Bacterial Population Genetics in Infectious Disease addresses a set of issues that are extremely provocative in the current climate in which progress is rapidly changing the microbiological landscape. From this perspective, the volume appears at a key moment because of 2 major challenges that have arisen since the beginning of the genomic era: 1) defining what constitutes a species and how to determine this, and 2) determining the structure of the population of the most common bacterial pathogens.

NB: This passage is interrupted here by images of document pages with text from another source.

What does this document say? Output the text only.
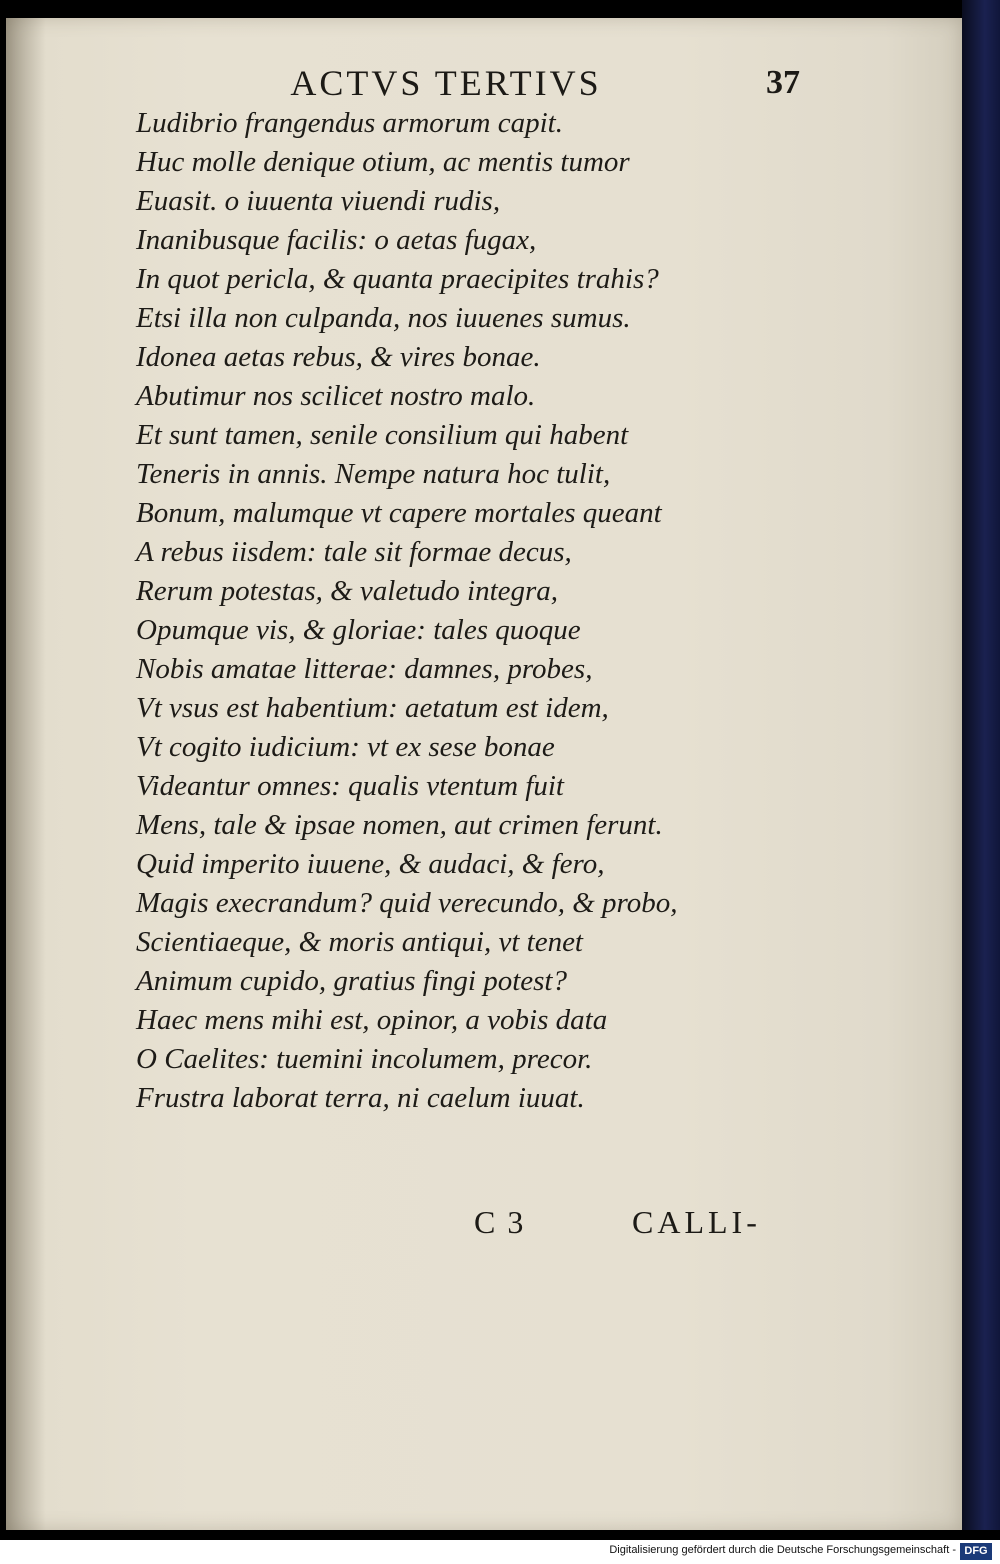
ACTVS TERTIVS	37
Ludibrio frangendus armorum capit.
Huc molle denique otium, ac mentis tumor
Euasit. o iuuenta viuendi rudis,
Inanibusque facilis: o aetas fugax,
In quot pericla, & quanta praecipites trahis?
Etsi illa non culpanda, nos iuuenes sumus.
Idonea aetas rebus, & vires bonae.
Abutimur nos scilicet nostro malo.
Et sunt tamen, senile consilium qui habent
Teneris in annis. Nempe natura hoc tulit,
Bonum, malumque vt capere mortales queant
A rebus iisdem: tale sit formae decus,
Rerum potestas, & valetudo integra,
Opumque vis, & gloriae: tales quoque
Nobis amatae litterae: damnes, probes,
Vt vsus est habentium: aetatum est idem,
Vt cogito iudicium: vt ex sese bonae
Videantur omnes: qualis vtentum fuit
Mens, tale & ipsae nomen, aut crimen ferunt.
Quid imperito iuuene, & audaci, & fero,
Magis execrandum? quid verecundo, & probo,
Scientiaeque, & moris antiqui, vt tenet
Animum cupido, gratius fingi potest?
Haec mens mihi est, opinor, a vobis data
O Caelites: tuemini incolumem, precor.
Frustra laborat terra, ni caelum iuuat.
C 3	CALLI-
Digitalisierung gefördert durch die Deutsche Forschungsgemeinschaft - DFG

The book opens with a review of the concepts and methods that make it possible to analyze bacterial populations genetically. This presentation immediately brings to the forefront the question of how to define what constitutes a bacterial species (if there is conceptually even such a thing) and the variable evolutionary nature of bacteria. The differences among complexes within species, species, and clones are shown with clear diagrams useful for teaching. In addition, the text also evaluates the lateral transfer of genes, one of the elements that constitute the bacterial genome repertoire, including its effects on the attempts at classification of bacteria. The evolutionary demography of bacterial populations is then examined. These concepts are essential for comprehending and teaching modern microbiology.

In addition, the text describes techniques for evaluating bacterial diversity, such as the search for single-nucleotide polymorphisms or repeats by using sequences encoding proteins or not. These techniques can play a key part in the identification of the clones.

The second part of the book is specifically relevant to clinical microbiology, particularly to emerging bacterial pathogens. The genetic populations of Bacillus anthracis,Campylobacter spp., Enterococcus spp., Borrelia burdorferi, Neisseria meningitidis,Escherichia coli, Salmonella spp., Staphylococcus spp., and Streptococcus spp. are analyzed. The importance of genomic recombinations in microbial evolution is particularly stressed for Streptococcus spp., Neisseria spp., and E. coli, for which the number of recombinations is considered to be higher than that of the number of changes; this conclusion likely alters our perception of the evolution of bacteria. Lastly, a general hypothesis is proposed for Salmonella spp.: that their antigens are selected by passage through specific phagocytic protists from their animal hosts with which they have cospeciation. This assumption is bold and intriguing.